The exciting thing about Season 3 already is we’re heading towards the Mad Hatter. It’s this more trippy interpretation of the world that is slightly heightened, but it’s still based in our reality. The villains are there for a reason, they don’t just appear. Batman is born out of the fact that these people have to get to that nth degree where they start putting on costumes and become supervillains. The fun part is seeing us get there … In Season 3, you’ll see these weird allegiances being formed from people that you might never expect, so that’s going to be the fun thing this season …
Over the course of many movies, Gotham City has been re-created in London, Chicago, Detroit, and Pittsburgh. What does Gotham being filmed in New York City add to the show?
Well, it is Gotham, isn’t it? I live in Manhattan near Chinatown, and I can see the studio from my apartment. Let me give a quick anecdote. I was working with Cameron Monaghan — who plays Jerome brilliantly — and these special effects guys. Jerome had his throat slit. I was bashed to pieces with a black eye and blood all down my front. And we’re walking with two severed heads through Chinatown and not one person even did a double take, or even looked at us. That’s Manhattan, people just don’t really care. And that’s why it’s kind of extraordinary.
Also, it’s a huge box to be checked to be an actor filming on the streets of Manhattan, in Chinatown, in Staten Island, in the Bronx. It’s just an extraordinary experience for an English actor. It’s one of those dreams come true.

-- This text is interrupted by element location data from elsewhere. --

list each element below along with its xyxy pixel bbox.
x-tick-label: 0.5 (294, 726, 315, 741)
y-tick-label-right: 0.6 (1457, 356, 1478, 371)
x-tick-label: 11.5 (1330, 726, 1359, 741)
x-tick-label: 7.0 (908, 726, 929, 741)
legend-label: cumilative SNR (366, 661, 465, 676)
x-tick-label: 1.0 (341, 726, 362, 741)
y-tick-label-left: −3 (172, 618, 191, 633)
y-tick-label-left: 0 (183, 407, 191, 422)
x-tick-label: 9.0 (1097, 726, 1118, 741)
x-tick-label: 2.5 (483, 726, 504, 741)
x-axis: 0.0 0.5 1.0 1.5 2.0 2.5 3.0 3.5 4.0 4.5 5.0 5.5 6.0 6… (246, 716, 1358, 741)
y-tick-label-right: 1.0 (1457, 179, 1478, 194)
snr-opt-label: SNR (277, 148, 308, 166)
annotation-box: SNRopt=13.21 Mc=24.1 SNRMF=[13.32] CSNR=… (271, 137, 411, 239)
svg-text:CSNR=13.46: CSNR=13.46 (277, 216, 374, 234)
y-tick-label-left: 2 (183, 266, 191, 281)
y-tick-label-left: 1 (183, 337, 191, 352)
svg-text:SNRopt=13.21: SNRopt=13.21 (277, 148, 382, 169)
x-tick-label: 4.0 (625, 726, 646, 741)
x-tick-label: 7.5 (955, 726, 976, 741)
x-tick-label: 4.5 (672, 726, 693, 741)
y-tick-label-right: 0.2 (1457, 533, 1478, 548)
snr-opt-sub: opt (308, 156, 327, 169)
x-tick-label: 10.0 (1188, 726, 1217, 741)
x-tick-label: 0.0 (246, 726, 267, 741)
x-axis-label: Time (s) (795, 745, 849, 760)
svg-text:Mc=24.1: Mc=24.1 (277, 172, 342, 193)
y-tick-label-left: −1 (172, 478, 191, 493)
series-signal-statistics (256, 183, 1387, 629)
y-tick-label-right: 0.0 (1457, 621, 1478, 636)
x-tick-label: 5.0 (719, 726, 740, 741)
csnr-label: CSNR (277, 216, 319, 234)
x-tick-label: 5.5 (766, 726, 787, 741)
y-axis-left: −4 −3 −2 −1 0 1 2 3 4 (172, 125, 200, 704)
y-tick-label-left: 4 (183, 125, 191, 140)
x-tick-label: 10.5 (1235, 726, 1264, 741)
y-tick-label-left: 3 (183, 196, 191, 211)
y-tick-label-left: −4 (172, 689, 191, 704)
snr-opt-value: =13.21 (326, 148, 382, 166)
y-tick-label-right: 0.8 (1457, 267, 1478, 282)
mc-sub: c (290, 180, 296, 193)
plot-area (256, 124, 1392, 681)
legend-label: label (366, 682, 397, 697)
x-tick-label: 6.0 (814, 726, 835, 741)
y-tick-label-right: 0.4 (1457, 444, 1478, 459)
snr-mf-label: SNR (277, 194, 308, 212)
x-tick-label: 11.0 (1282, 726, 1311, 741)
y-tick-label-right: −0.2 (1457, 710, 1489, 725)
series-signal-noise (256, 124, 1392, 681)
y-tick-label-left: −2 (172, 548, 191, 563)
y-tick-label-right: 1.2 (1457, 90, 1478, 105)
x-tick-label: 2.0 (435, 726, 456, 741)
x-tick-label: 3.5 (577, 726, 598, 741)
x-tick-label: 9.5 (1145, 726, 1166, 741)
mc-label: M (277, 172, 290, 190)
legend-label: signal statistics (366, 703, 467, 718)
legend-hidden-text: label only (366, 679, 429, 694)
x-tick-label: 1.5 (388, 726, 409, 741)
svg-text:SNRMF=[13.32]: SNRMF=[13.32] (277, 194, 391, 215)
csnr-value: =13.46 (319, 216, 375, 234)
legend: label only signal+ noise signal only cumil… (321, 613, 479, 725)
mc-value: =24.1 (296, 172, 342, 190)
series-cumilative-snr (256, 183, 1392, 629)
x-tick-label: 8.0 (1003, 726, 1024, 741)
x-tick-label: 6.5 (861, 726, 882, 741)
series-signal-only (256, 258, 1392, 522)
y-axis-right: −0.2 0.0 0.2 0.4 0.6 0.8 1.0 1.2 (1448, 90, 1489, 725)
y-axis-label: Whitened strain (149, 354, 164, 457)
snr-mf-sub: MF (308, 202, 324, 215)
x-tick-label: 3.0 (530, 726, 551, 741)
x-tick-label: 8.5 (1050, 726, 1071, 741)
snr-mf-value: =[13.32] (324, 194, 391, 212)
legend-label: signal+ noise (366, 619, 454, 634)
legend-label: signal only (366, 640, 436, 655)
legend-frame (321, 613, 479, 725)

A lot of Gotham fans have heard your voice in games like Microsoft’s Fable and Sony’s Killzone franchises. What do you like about doing video game acting?
I’ve always been interested in any sort of new technology. It’s funny because my son grew up playing shooters with me. I played two different characters in the Killzone PlayStation games. When we did that, it was motion capture, which I was really interested in because it was a new aspect to the process. That game brought people in like Brian Cox and myself, and they used motion capture.

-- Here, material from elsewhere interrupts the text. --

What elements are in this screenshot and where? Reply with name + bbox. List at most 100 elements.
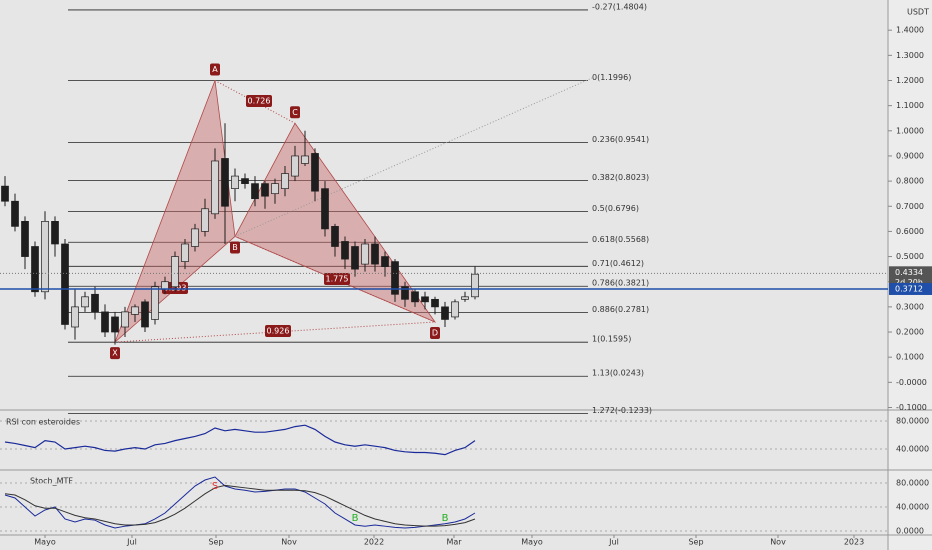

The only problem now is there’s a shoot-’em-up out there that some 12-year-old can shoot me in the head within 30 seconds — it’s depressing. In fact, my son can actually kill me in Killzone. I can’t kill myself at the end of the game. I won’t kill myself, but my son has no problem with killing me.
Just in a short time since you first entered gaming with Primeval and Medieval: Total War, to more recent titles like Assassins Creed IV, how have you seen this medium evolve?
The game engines are always evolving. I watch my son play Madden or FIFA, and they’re always moving forward. I did a virtual reality game with Nick Frost from Shaun of the Dead the other day, Esper 2. I told my agency I wanted to do it because they started making the first game, and then they were told to scrap it and start again. It was a really interesting process working with those guys and doing it. Virtual reality is something, isn’t it? You want to be involved at the forefront. That’s the great thing about our profession, the technology is fascinating. I love that they still consider me worthwhile to be working in things like this, to be honest.
Have you checked out virtual reality at all?
Yeah, down in San Diego. I was able to check out PlayStation VR with the shark and everything. It’s just extraordinary.
Are you going to get a PlayStation VR?
I’m an Xbox guy, so I’m holding out for the new Xbox (Project Scorpio). My son already knows we’re getting that next year.